Sébastien  Frey approda in Italia nel 1998, notato da due osservatori d’eccezione mandati dall’Inter in Francia, inizialmente per visionare Dabo e Silvestre, come Mazzola e Suarez, dopo che già la Juventus si era mossa in precedenza per tesserare il ragazzo, a quell’epoca giovanissimo e con alle spalle appena un pugno di presenze con il Cannes.

Da quel momento in poi diventa uno dei più forti portieri della serie A, riuscendo a imporsi in un movimento calcistico, quello italiano, in cui tra i tanti problemi i portieri forti non sono mai mancati.

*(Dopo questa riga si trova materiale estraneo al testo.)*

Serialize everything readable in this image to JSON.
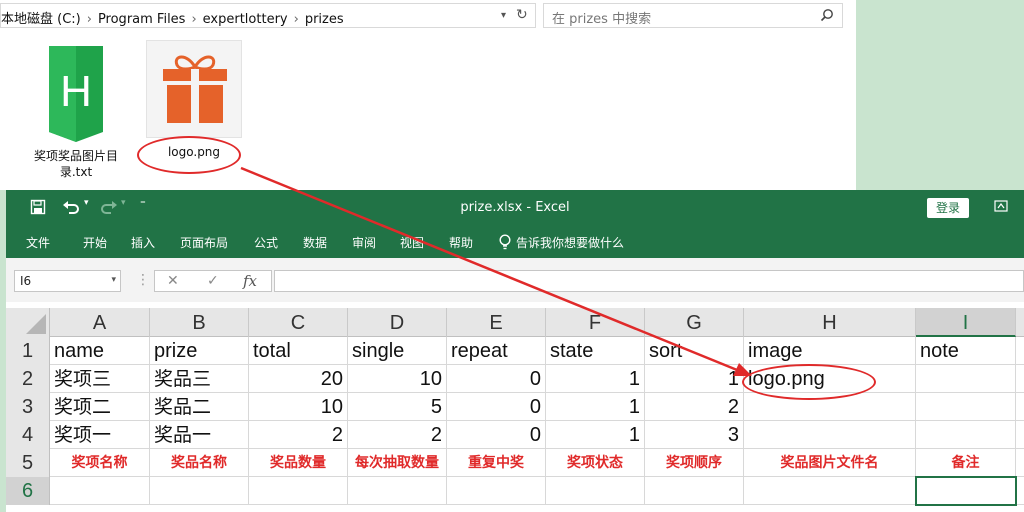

Agilissimo tra i pali, strepitoso nell’uno contro uno, spiccata personalità che gli permette, fin dalla giovane età, di guidare i propri compagni da dietro. Ma su un fondamentale, in particolare, Seba è stato sicuramente, se non il migliore, uno dei migliori di tutti: il “doppio intervento”. Ossia la capacità di recuperare la posizione in estrema rapidità andando ad effettuare una ulteriore parata, immediatamente consecutiva alla prima.

Merito sicuramente di un fisico reattivo, ma anche del duro lavoro fatto durante gli allenamenti nel corso degli anni. Ma merito anche di una innata capacità di “rialzarsi”, sempre e comunque. Tra i pali come nella vita, reagendo alle varie difficoltà.

Dal “ko tecnico” subito nel derby alla rottura del crociato. Dalla indifferenza della propria Nazionale fino al terribile virus che ha rischiato recentemente di strapparlo all’amore dei suoi cari.

Non c’è mai stata nulla da fare: qualunque cosa abbia cercato di colpire Seba si è trovata la sua sagoma davanti, con le braccia larghe, a dirgli: “tu di qua non passi”

Il derby maledetto

Nel 1998, come detto, l’Inter acquista questo giovane portiere, inizialmente iscritto in rosa come terzo, dietro a Gianluca Pagliuca e ad Andrea Mazzantini. I nerazzurri, per convicerlo, hanno mobilitato persino una leggenda come Walter Zenga, volato in Francia per convincere il ragazzo, nipote e figlio d’arte (sia il nonno che il papà giocavano a pallone) a sposare la causa del “biscione”.

Della bravura del ragazzo già se n’erano accorti gli osservatori del club, che gli vedono sì prendere 6 gol in una partita, ma compiere almeno altrettanti interventi decisivi salvando la propria squadra dal tracollo, e il tutto senza mai perdere calma e lucidità.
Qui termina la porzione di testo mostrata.